ESTOY EN CRISIS



 

Esta es la historia de Lucia, que un fatídico día y sin saber cómo cumplió cuarenta años. Tal cómo sopló la última vela, así de rápido, su vida cambió. La casualidad quiso que esa misma tarde alguien la llamara de usted, alguien joven, muy joven por supuesto. A partir de ese día y como si fuera un imán atrajo situaciones similares por donde quiera que pasara. Tal vez había envejecido diez años en un día, debiera ser…

Desde ese momento su día a día se convertiría en un ir y venir de angustia y llanto, miradas inquisidoras al espejo, insomnio y temores que iban corroyendo su ya maltrecha autoestima. Pasear comparando muslos y traseros
, cabelleras sedosas y cuerpos firmes, se convirtió en su pasatiempo favorito. El armario pasó a ser un enemigo mordaz que escupía verdades “esta ropa ya no es para ti” “debes vestir acorde a tu edad” “vas haciendo el ridículo” “tus hijos pueden avergonzarse de ti”…..

Lucía fue perdiendo el brillo en sus ojos, ella pensaba que era por la edad. La tristeza se instaló en su vida… Alguien sugirió ayuda profesional y, teniendo en cuenta que todavía le esperaban algunos años que sufrir hasta la llegada del final, se animó a visitar a un psicólogo, un hombre que no sabía cómo siente una mujer. El diagnóstico fue simple: “depresión”

¿Me das una pastilla para no recordar? ¿un tratamiento para poder continuar? ¿algo para poderme levantar por la mañana? ¿eso pegará las fotografías que he roto y escondido en un mueble? ¿o tal vez me ayude a volver  a jugar con mis hijos? ¿borrará el miedo que siento al paso del tiempo?

Las pastillas hicieron su labor. El sufrimiento parecía lejano, el sueño regresó y abrazó sus noches pero también sus mañanas. El día a día se podía soportar, tranquila, serena, sin mucho en que pensar pudo seguir cumpliendo con sus obligaciones laborales y maternales correctamente, como debe ser… Pero también se fueron los colores y las emociones. No sentir también tiene sus ventajas.

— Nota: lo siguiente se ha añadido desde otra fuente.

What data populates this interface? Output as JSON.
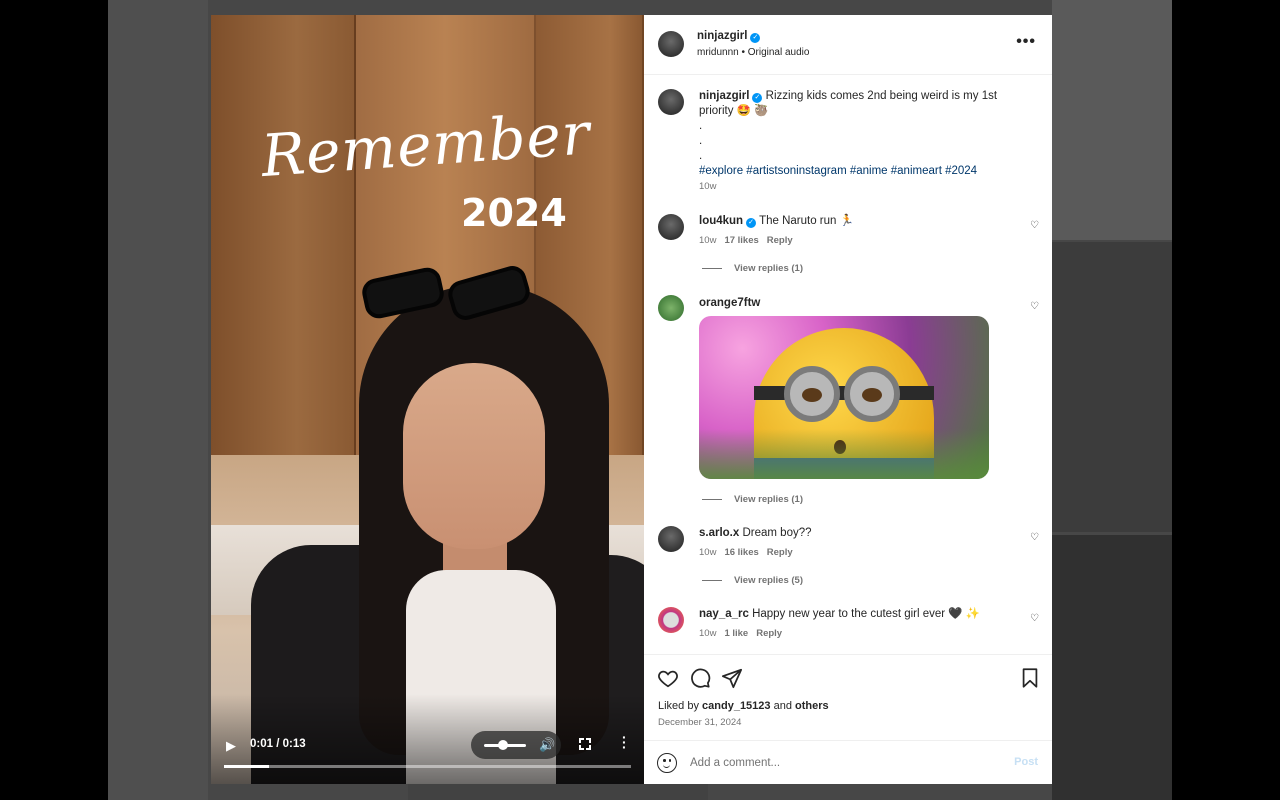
{
  "post": {
    "username": "ninjazgirl",
    "audio": "mridunnn • Original audio",
    "more": "•••"
  },
  "video": {
    "title": "Remember",
    "year": "2024",
    "time": "0:01 / 0:13",
    "progress": 0.11,
    "volume": 0.45
  },
  "caption": {
    "username": "ninjazgirl",
    "text": " Rizzing kids comes 2nd being weird is my 1st priority 🤩 🦥",
    "dots": [
      ".",
      ".",
      "."
    ],
    "hashtags": "#explore #artistsoninstagram #anime #animeart #2024",
    "time": "10w"
  },
  "comments": [
    {
      "username": "lou4kun",
      "text": " The Naruto run 🏃",
      "time": "10w",
      "likes": "17 likes",
      "reply": "Reply",
      "view_replies": "View replies (1)"
    },
    {
      "username": "orange7ftw",
      "text": "",
      "view_replies": "View replies (1)"
    },
    {
      "username": "s.arlo.x",
      "text": " Dream boy??",
      "time": "10w",
      "likes": "16 likes",
      "reply": "Reply",
      "view_replies": "View replies (5)"
    },
    {
      "username": "nay_a_rc",
      "text": " Happy new year to the cutest girl ever 🖤 ✨",
      "time": "10w",
      "likes": "1 like",
      "reply": "Reply"
    }
  ],
  "actions": {
    "liked_by_prefix": "Liked by ",
    "liked_by_user": "candy_15123",
    "liked_by_mid": " and ",
    "liked_by_others": "others",
    "date": "December 31, 2024"
  },
  "comment_box": {
    "placeholder": "Add a comment...",
    "post_label": "Post"
  },
  "colors": {
    "verified": "#0095f6",
    "hashtag": "#00376b",
    "muted": "#737373",
    "post_disabled": "#c7e0f4"
  }
}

Después de unos meses aquél hombre resolvió que jamás tuvo depresión y retiró la medicación “en realidad lo único que tienes es angustia vital”. Dejar las pastillas fue más duro todavía porque su cuerpo reclamaba más de aquello y malestares varios se fueron sucediendo hasta que todo pasó.

Un día, pasados muchos otros de frío, caminaba sola mirando al frente y pequeños rayos del sol de primavera estamparon tibieza en su rostro, cerró los ojos un instante y sintió… Se apresuró en busca de un escaparate cualquiera y allí la encontró. La miraba a los ojos y luego de cuerpo entero, apenas si pudo reconocer su propia imagen, era una extraña para ella. La había ignorado mucho tiempo pero allí estaba firme y decidida, orgullosa y altiva, hermosa y joven. Pudo ver su piel, su anatomía completa, su cabello rubio alborotado brillaba bajo el sol. La imagen que le devolvía aquél cristal era hermosa, de una belleza completa que emanaba de dentro y su sonrisa procedía de la niña que vivía dentro.

El verdugo había desaparecido de su vida. Se apresuró, llegaba tarde, tenía que comprar una tarta de fresa, todos la estarían esperando, hoy soplaría cuarenta y dos y ya nada jamás la detendría.